Au petit matin, on embarque en bateau à Capurgana, un petit village tout à l’ouest de la Colombie, à quelques kilomètres du Panama. On tombe amoureux de l’ambiance qui règne au village et de la mer caraïbe, si douce et si belle. On s’installe à l’auberge Luna Verde, qui nous plaît bien avec son côté décalé. C’est encore un lieu tenu par un Français ! Fabio à la trentaine paisible dans ce petit coin de paradis. Il s’en sort bien en offrant des séjours en bateau à moteur sur les îles San Blas. Ce sont de petits îlots de sables aux eaux turquoise en direction du Panama. C’est très tentant d’y aller mais comme on part vers l’est, à l’opposé, ça ne nous arrange pas du tout…

 

La bande du Luna Verde se compose aussi de David et Laurent, deux potes de Fabio en voyage et Victoria une ravissante métisse de Bordeaux qui mène une carrière atypique. Avant, c’était la programmatrice du Cabaret Sauvage à Paris et depuis deux ans, elle voyage seule en Amérique latine en organisant ça et là des concerts de reggae. C’est l’une des seules à avoir eu l’idée de faire venir jouer les grands noms du reggae jamaïcain ici et ça marche du tonnerre ! On fait la connaissance de chacun sur la grande plage du village bordée de palmiers, tranquille et accueillante. Nous deux, on est aux anges : c’est la première fois du voyage qu’on se baigne dans la mer ! Ça parait dingue ! Dans les jours qui suivent on fait de chouettes balades à pied pour rejoindre des plages plus isolées. La Miel est de loin la plus belle et nous emmène en territoire panaméen. Avant de passer le check-point de la frontière, on découvre le petit village de Sapsuro, enfoncé au fond d’une jolie baie.

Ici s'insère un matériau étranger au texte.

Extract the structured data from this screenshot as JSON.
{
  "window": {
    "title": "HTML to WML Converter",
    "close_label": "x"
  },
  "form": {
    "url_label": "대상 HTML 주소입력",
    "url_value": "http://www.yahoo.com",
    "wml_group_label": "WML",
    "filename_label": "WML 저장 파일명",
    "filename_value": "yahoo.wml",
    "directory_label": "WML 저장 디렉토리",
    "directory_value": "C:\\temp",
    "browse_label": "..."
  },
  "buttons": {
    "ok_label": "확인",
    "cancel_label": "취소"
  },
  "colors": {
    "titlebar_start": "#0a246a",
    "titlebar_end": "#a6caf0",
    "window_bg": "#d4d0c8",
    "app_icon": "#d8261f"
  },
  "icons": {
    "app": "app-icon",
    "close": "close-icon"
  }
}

On ne voit pas défiler l’après-midi sur la plage de La Miel. C’est juste un endroit de rêve ! On apprend à ouvrir une noix de coco ramassée au pied d’un palmier à l’aide d’une pierre. C’est du boulot ! Je tombe accroc à la chair de coco fraîche et j’améliorerai vite la technique… On est au mois d’octobre et il pleut chaque jour ou presque sur les Caraïbes, surtout la nuit en général. Le ciel sur la mer est souvent trop gris à notre goût. D’un autre côté, la côte est presque déserte en cette saison.

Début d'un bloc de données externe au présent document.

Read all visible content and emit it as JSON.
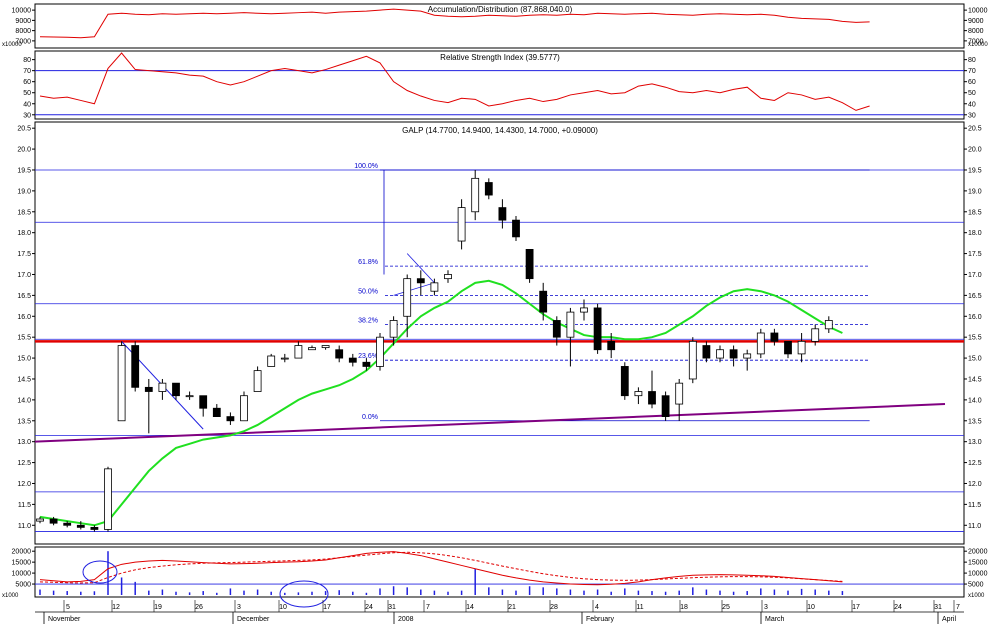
{
  "colors": {
    "frame": "#000000",
    "grid": "#c8c8c8",
    "blue_line": "#2020e0",
    "red_line": "#e00000",
    "support": "#800080",
    "ma": "#20e020",
    "fib": "#0000cc",
    "indicator": "#e00000"
  },
  "panels": {
    "ad": {
      "title": "Accumulation/Distribution (87,868,040.0)",
      "ticks": [
        "10000",
        "9000",
        "8000",
        "7000"
      ],
      "scale_label": "x10000",
      "ylim": [
        6500,
        10500
      ],
      "values": [
        7400,
        7380,
        7350,
        7300,
        7400,
        9600,
        9700,
        9600,
        9550,
        9650,
        9600,
        9650,
        9700,
        9650,
        9700,
        9750,
        9700,
        9650,
        9700,
        9750,
        9800,
        9700,
        9800,
        9850,
        9900,
        10000,
        10100,
        10000,
        9900,
        9500,
        9400,
        9350,
        9400,
        9500,
        9450,
        9400,
        9500,
        9550,
        9500,
        9600,
        9550,
        9700,
        9650,
        9600,
        9650,
        9700,
        9600,
        9550,
        9500,
        9600,
        9650,
        9600,
        9550,
        9600,
        9500,
        9300,
        9200,
        9150,
        9100,
        8900,
        8800,
        8850
      ]
    },
    "rsi": {
      "title": "Relative Strength Index (39.5777)",
      "ticks": [
        "80",
        "70",
        "60",
        "50",
        "40",
        "30"
      ],
      "ylim": [
        28,
        86
      ],
      "levels": [
        70,
        30
      ],
      "values": [
        47,
        45,
        46,
        43,
        40,
        72,
        86,
        71,
        70,
        69,
        68,
        66,
        65,
        60,
        57,
        60,
        65,
        70,
        72,
        70,
        68,
        71,
        75,
        79,
        83,
        77,
        60,
        52,
        47,
        43,
        41,
        45,
        44,
        38,
        40,
        43,
        45,
        42,
        44,
        48,
        50,
        52,
        49,
        50,
        56,
        58,
        55,
        51,
        50,
        52,
        50,
        53,
        55,
        45,
        43,
        50,
        48,
        44,
        46,
        41,
        34,
        38
      ]
    },
    "price": {
      "title": "GALP (14.7700, 14.9400, 14.4300, 14.7000, +0.09000)",
      "ticks": [
        "20.5",
        "20.0",
        "19.5",
        "19.0",
        "18.5",
        "18.0",
        "17.5",
        "17.0",
        "16.5",
        "16.0",
        "15.5",
        "15.0",
        "14.5",
        "14.0",
        "13.5",
        "13.0",
        "12.5",
        "12.0",
        "11.5",
        "11.0"
      ],
      "ylim": [
        10.6,
        20.6
      ],
      "hlines": [
        19.5,
        18.25,
        16.3,
        15.45,
        13.15,
        11.8,
        10.85
      ],
      "resistance": 15.4,
      "fib_levels": [
        {
          "label": "100.0%",
          "value": 19.5
        },
        {
          "label": "61.8%",
          "value": 17.2
        },
        {
          "label": "50.0%",
          "value": 16.5
        },
        {
          "label": "38.2%",
          "value": 15.8
        },
        {
          "label": "23.6%",
          "value": 14.95
        },
        {
          "label": "0.0%",
          "value": 13.5
        }
      ],
      "ohlc": [
        [
          11.1,
          11.2,
          11.05,
          11.15
        ],
        [
          11.15,
          11.2,
          11.0,
          11.05
        ],
        [
          11.05,
          11.1,
          10.95,
          11.0
        ],
        [
          11.0,
          11.1,
          10.9,
          10.95
        ],
        [
          10.95,
          11.0,
          10.85,
          10.9
        ],
        [
          10.9,
          12.4,
          10.85,
          12.35
        ],
        [
          13.5,
          15.4,
          13.5,
          15.3
        ],
        [
          15.3,
          15.4,
          14.2,
          14.3
        ],
        [
          14.3,
          14.5,
          13.2,
          14.2
        ],
        [
          14.2,
          14.5,
          14.0,
          14.4
        ],
        [
          14.4,
          14.4,
          14.0,
          14.1
        ],
        [
          14.1,
          14.2,
          14.0,
          14.1
        ],
        [
          14.1,
          14.1,
          13.6,
          13.8
        ],
        [
          13.8,
          13.9,
          13.6,
          13.6
        ],
        [
          13.6,
          13.7,
          13.4,
          13.5
        ],
        [
          13.5,
          14.2,
          13.5,
          14.1
        ],
        [
          14.2,
          14.8,
          14.2,
          14.7
        ],
        [
          14.8,
          15.1,
          14.8,
          15.05
        ],
        [
          15.0,
          15.1,
          14.9,
          15.0
        ],
        [
          15.0,
          15.4,
          15.0,
          15.3
        ],
        [
          15.2,
          15.3,
          15.2,
          15.25
        ],
        [
          15.25,
          15.3,
          15.2,
          15.3
        ],
        [
          15.2,
          15.3,
          14.9,
          15.0
        ],
        [
          15.0,
          15.1,
          14.8,
          14.9
        ],
        [
          14.9,
          15.0,
          14.7,
          14.8
        ],
        [
          14.8,
          15.6,
          14.7,
          15.5
        ],
        [
          15.5,
          16.0,
          15.3,
          15.9
        ],
        [
          16.0,
          17.0,
          15.5,
          16.9
        ],
        [
          16.9,
          17.1,
          16.5,
          16.8
        ],
        [
          16.6,
          16.9,
          16.5,
          16.8
        ],
        [
          16.9,
          17.1,
          16.8,
          17.0
        ],
        [
          17.8,
          18.8,
          17.6,
          18.6
        ],
        [
          18.5,
          19.5,
          18.3,
          19.3
        ],
        [
          19.2,
          19.3,
          18.8,
          18.9
        ],
        [
          18.6,
          18.8,
          18.1,
          18.3
        ],
        [
          18.3,
          18.4,
          17.8,
          17.9
        ],
        [
          17.6,
          17.6,
          16.8,
          16.9
        ],
        [
          16.6,
          16.8,
          15.9,
          16.1
        ],
        [
          15.9,
          16.0,
          15.3,
          15.5
        ],
        [
          15.5,
          16.2,
          14.8,
          16.1
        ],
        [
          16.1,
          16.4,
          15.9,
          16.2
        ],
        [
          16.2,
          16.3,
          15.1,
          15.2
        ],
        [
          15.4,
          15.6,
          15.0,
          15.2
        ],
        [
          14.8,
          14.9,
          14.0,
          14.1
        ],
        [
          14.1,
          14.3,
          13.9,
          14.2
        ],
        [
          14.2,
          14.7,
          13.8,
          13.9
        ],
        [
          14.1,
          14.2,
          13.5,
          13.6
        ],
        [
          13.9,
          14.5,
          13.5,
          14.4
        ],
        [
          14.5,
          15.5,
          14.4,
          15.4
        ],
        [
          15.3,
          15.4,
          14.9,
          15.0
        ],
        [
          15.0,
          15.3,
          14.9,
          15.2
        ],
        [
          15.2,
          15.3,
          14.8,
          15.0
        ],
        [
          15.0,
          15.2,
          14.7,
          15.1
        ],
        [
          15.1,
          15.7,
          15.0,
          15.6
        ],
        [
          15.6,
          15.7,
          15.3,
          15.4
        ],
        [
          15.4,
          15.4,
          15.0,
          15.1
        ],
        [
          15.1,
          15.6,
          14.9,
          15.4
        ],
        [
          15.4,
          15.8,
          15.3,
          15.7
        ],
        [
          15.7,
          16.0,
          15.6,
          15.9
        ]
      ],
      "ma": [
        11.2,
        11.15,
        11.1,
        11.05,
        11.0,
        11.1,
        11.5,
        11.9,
        12.3,
        12.6,
        12.85,
        12.95,
        13.05,
        13.1,
        13.15,
        13.25,
        13.4,
        13.6,
        13.8,
        14.0,
        14.15,
        14.25,
        14.35,
        14.5,
        14.7,
        15.0,
        15.35,
        15.7,
        16.0,
        16.2,
        16.35,
        16.6,
        16.8,
        16.85,
        16.75,
        16.55,
        16.3,
        16.05,
        15.85,
        15.7,
        15.55,
        15.5,
        15.5,
        15.45,
        15.45,
        15.5,
        15.6,
        15.8,
        16.0,
        16.25,
        16.45,
        16.6,
        16.65,
        16.6,
        16.5,
        16.35,
        16.15,
        15.95,
        15.75,
        15.6
      ]
    },
    "volume": {
      "ticks": [
        "20000",
        "15000",
        "10000",
        "5000"
      ],
      "scale_label": "x1000",
      "ylim": [
        0,
        21000
      ],
      "values": [
        2500,
        2000,
        1800,
        1500,
        1700,
        20000,
        8000,
        6000,
        2000,
        2500,
        1500,
        1200,
        1800,
        1000,
        3000,
        2000,
        2500,
        1500,
        1000,
        1200,
        1500,
        1800,
        2200,
        1500,
        1000,
        3000,
        4000,
        3500,
        2500,
        2000,
        1500,
        2000,
        12000,
        3500,
        2500,
        2000,
        4000,
        3500,
        3000,
        2500,
        2000,
        2500,
        1500,
        3000,
        2000,
        1800,
        1500,
        2000,
        3500,
        2500,
        2000,
        1500,
        1800,
        3000,
        2500,
        2000,
        2800,
        2500,
        2000,
        1800
      ],
      "series_a": [
        7000,
        6500,
        6000,
        6200,
        7000,
        12000,
        14000,
        15000,
        15500,
        15800,
        15500,
        15200,
        14800,
        14500,
        14200,
        14300,
        14500,
        14800,
        15000,
        15200,
        15500,
        16000,
        17000,
        18000,
        19000,
        19500,
        19800,
        19000,
        18000,
        16500,
        15000,
        13500,
        12000,
        10500,
        9000,
        7800,
        6800,
        6000,
        5500,
        5000,
        4800,
        4700,
        4900,
        5300,
        6000,
        7000,
        7800,
        8500,
        9000,
        9200,
        9300,
        9200,
        9000,
        8800,
        8500,
        8000,
        7500,
        7000,
        6500,
        6000
      ],
      "series_b": [
        6000,
        5800,
        5600,
        5500,
        5600,
        8000,
        10000,
        11500,
        12500,
        13200,
        13800,
        14200,
        14500,
        14700,
        14800,
        15000,
        15200,
        15400,
        15600,
        15800,
        16000,
        16400,
        17000,
        17600,
        18200,
        18800,
        19300,
        19500,
        19300,
        18800,
        18000,
        17000,
        15800,
        14500,
        13200,
        12000,
        10800,
        9700,
        8800,
        8000,
        7400,
        7000,
        6800,
        6700,
        6800,
        7000,
        7300,
        7600,
        7900,
        8100,
        8300,
        8400,
        8400,
        8300,
        8100,
        7800,
        7400,
        7000,
        6600,
        6200
      ]
    }
  },
  "xaxis": {
    "day_labels": [
      "5",
      "12",
      "19",
      "26",
      "3",
      "10",
      "17",
      "24",
      "31",
      "7",
      "14",
      "21",
      "28",
      "4",
      "11",
      "18",
      "25",
      "3",
      "10",
      "17",
      "24",
      "31",
      "7"
    ],
    "month_labels": [
      "November",
      "December",
      "2008",
      "February",
      "March",
      "April"
    ]
  }
}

On se lève un matin et on comprend vite que la pluie ne s’arrêtera pas de la journée ; l’occasion idéale pour jouer au poker tout l’après-midi en buvant du rhum et en fumant des cigares. Je finis second et j’empoche quelques pesos colombiens. Le vainqueur de la partie qui est américain décide de se faire payer en herbe locale. Pas trop étonnant lorsqu’on sait que, dans son pays, il travaille en tant que commercial pour un producteur de cannabis médicinal en Californie !

 

Avant de repartir, on se laisse tenter par une session de plongée sous-marine. C’est une initiation pour Rose et elle a du mal à gérer tout l’équipement et admirer le spectacle. C’est normal. Moi, je suis content de m’y remettre, même si je ne suis plus aussi à l’aise que lorsque j’ai passé mon diplôme Padi à Melbourne, il y a deux ans. On n’a pas beaucoup de chance et on ne voit guère plus de choses qu’en snorkeling. Je lève la tête et j’adore voir les bulles remonter à la surface pendant que je reste tranquillement au fond.

 

Ce week-end, c’est la fête du coquillage. On ne voit pas de coquillage mais on comprend que c’est un prétexte pour sortir et danser ! Sur la place, les habitants ont installé une sono assourdissante. Les gens boivent des bières, attablés en terrasse, et les filles se mettent sur leur 31. Le mieux, c’est lorsqu’une grande fanfare cacophonique prend le relais ! Le public tourne en file indienne autour de la scène tout en dansant. Les mouvements du bassin évoquent clairement l’acte sexuel et tout le monde s’en donne à cœur joie, les jeunes couples comme les grosses mamas qui traînent leurs enfants par la main. On se mêle à la foule et on rigole bien. On est les deux seuls occidentaux sur cette place et on se dit qu’on a de la chance de vivre ça… On a vraiment adoré marcher dans les rues de Capurgana, qui ne compte pas une seule voiture, pour y découvrir au fil des jours la vie paisible de ses habitants. C’est donc à regret qu’on reprend le bateau.